Correlation Between Silverline Endustri and Gentas Genel
Can any of the company-specific risk be diversified away by investing in both Silverline Endustri and Gentas Genel at the same time? Although using a correlation coefficient on its own may not help to predict future stock returns, this module helps to understand the diversifiable risk of combining Silverline Endustri and Gentas Genel into the same portfolio, which is an essential part of the fundamental portfolio management process.
By analyzing existing cross correlation between Silverline Endustri ve and Gentas Genel Metal, you can compare the effects of market volatilities on Silverline Endustri and Gentas Genel and check how they will diversify away market risk if combined in the same portfolio for a given time horizon. You can also utilize pair trading strategies of matching a long position in Silverline Endustri with a short position of Gentas Genel. Check out your portfolio center. Please also check ongoing floating volatility patterns of Silverline Endustri and Gentas Genel.
Diversification Opportunities for Silverline Endustri and Gentas Genel
-0.72 | Correlation Coefficient |
Pay attention - limited upside
The 3 months correlation between Silverline and Gentas is -0.72. Overlapping area represents the amount of risk that can be diversified away by holding Silverline Endustri ve and Gentas Genel Metal in the same portfolio, assuming nothing else is changed. The correlation between historical prices or returns on Gentas Genel Metal and Silverline Endustri is a relative statistical measure of the degree to which these equity instruments tend to move together. The correlation coefficient measures the extent to which returns on Silverline Endustri ve are associated (or correlated) with Gentas Genel. Values of the correlation coefficient range from -1 to +1, where. The correlation of zero (0) is possible when the price movement of Gentas Genel Metal has no effect on the direction of Silverline Endustri i.e., Silverline Endustri and Gentas Genel go up and down completely randomly.
Pair Corralation between Silverline Endustri and Gentas Genel
Assuming the 90 days trading horizon Silverline Endustri ve is expected to under-perform the Gentas Genel. But the stock apears to be less risky and, when comparing its historical volatility, Silverline Endustri ve is 1.91 times less risky than Gentas Genel. The stock trades about -0.07 of its potential returns per unit of risk. The Gentas Genel Metal is currently generating about -0.01 of returns per unit of risk over similar time horizon. If you would invest 1,125 in Gentas Genel Metal on November 3, 2024 and sell it today you would lose (25.00) from holding Gentas Genel Metal or give up 2.22% of portfolio value over 90 days.

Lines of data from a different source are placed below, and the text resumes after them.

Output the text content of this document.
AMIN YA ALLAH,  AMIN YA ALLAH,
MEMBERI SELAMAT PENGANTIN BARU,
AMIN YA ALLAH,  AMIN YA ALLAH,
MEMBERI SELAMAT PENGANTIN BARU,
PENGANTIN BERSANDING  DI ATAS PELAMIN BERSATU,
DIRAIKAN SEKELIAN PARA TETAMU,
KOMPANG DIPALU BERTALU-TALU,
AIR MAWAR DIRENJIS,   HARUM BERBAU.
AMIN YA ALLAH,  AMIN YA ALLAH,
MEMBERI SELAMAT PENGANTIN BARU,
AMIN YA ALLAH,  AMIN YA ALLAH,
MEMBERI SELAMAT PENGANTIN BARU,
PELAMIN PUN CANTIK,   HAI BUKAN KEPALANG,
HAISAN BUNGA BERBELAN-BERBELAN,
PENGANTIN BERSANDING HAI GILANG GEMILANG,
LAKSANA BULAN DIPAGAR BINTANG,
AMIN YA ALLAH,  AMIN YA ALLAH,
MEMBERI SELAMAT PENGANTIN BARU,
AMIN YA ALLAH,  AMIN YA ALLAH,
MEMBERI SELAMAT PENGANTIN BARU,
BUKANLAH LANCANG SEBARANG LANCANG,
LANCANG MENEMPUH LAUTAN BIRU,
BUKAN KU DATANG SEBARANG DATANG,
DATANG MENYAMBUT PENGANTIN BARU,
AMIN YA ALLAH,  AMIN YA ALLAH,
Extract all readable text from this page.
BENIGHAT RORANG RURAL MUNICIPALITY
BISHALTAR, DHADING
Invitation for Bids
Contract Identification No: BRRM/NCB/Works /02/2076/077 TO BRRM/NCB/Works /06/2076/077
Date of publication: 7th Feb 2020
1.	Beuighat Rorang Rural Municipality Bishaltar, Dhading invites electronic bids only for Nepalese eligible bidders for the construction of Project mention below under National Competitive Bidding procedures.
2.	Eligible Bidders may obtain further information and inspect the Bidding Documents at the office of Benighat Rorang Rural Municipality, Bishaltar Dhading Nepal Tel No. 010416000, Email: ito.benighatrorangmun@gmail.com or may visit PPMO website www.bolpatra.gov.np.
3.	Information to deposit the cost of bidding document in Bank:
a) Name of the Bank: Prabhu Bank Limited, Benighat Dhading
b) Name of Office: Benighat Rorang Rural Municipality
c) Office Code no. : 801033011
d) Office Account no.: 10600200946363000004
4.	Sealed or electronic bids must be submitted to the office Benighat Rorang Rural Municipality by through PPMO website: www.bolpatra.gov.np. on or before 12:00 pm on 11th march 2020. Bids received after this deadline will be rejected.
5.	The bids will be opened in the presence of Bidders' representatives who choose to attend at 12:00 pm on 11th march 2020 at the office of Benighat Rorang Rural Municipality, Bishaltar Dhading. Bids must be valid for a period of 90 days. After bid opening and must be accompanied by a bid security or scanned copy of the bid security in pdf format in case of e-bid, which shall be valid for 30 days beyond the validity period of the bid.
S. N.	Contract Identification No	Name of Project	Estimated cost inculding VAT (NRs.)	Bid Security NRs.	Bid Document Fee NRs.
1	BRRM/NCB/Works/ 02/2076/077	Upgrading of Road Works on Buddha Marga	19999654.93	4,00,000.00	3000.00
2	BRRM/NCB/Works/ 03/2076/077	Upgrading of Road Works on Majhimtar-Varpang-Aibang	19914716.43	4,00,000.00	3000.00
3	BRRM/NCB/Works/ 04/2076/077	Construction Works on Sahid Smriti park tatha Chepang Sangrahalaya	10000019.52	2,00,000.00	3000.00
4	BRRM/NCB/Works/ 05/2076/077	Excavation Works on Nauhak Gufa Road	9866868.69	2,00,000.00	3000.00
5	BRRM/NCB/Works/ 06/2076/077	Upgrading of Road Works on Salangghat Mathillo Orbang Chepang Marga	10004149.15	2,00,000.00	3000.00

Time Period | 3 Months [change] |
Direction | Moves Against |
Strength | Weak |
Accuracy | 100.0% |
Values | Daily Returns |
Silverline Endustri ve vs. Gentas Genel Metal
Performance |
Timeline |
Silverline Endustri |
Gentas Genel Metal |
Silverline Endustri and Gentas Genel Volatility Contrast
Predicted Return Density |
Returns |
Pair Trading with Silverline Endustri and Gentas Genel
The main advantage of trading using opposite Silverline Endustri and Gentas Genel positions is that it hedges away some unsystematic risk. Because of two separate transactions, even if Silverline Endustri position performs unexpectedly, Gentas Genel can make up some of the losses. Pair trading also minimizes risk from directional movements in the market. For example, if an entire industry or sector drops because of unexpected headlines, the short position in Gentas Genel will offset losses from the drop in Gentas Genel's long position.Silverline Endustri vs. Sodas Sodyum Sanayi | Silverline Endustri vs. Koza Anadolu Metal | Silverline Endustri vs. ICBC Turkey Bank | Silverline Endustri vs. Akcansa Cimento Sanayi |
Gentas Genel vs. Sodas Sodyum Sanayi | Gentas Genel vs. Silverline Endustri ve | Gentas Genel vs. KOC METALURJI | Gentas Genel vs. Koza Anadolu Metal |
Check out your portfolio center.Note that this page's information should be used as a complementary analysis to find the right mix of equity instruments to add to your existing portfolios or create a brand new portfolio. You can also try the Risk-Return Analysis module to view associations between returns expected from investment and the risk you assume.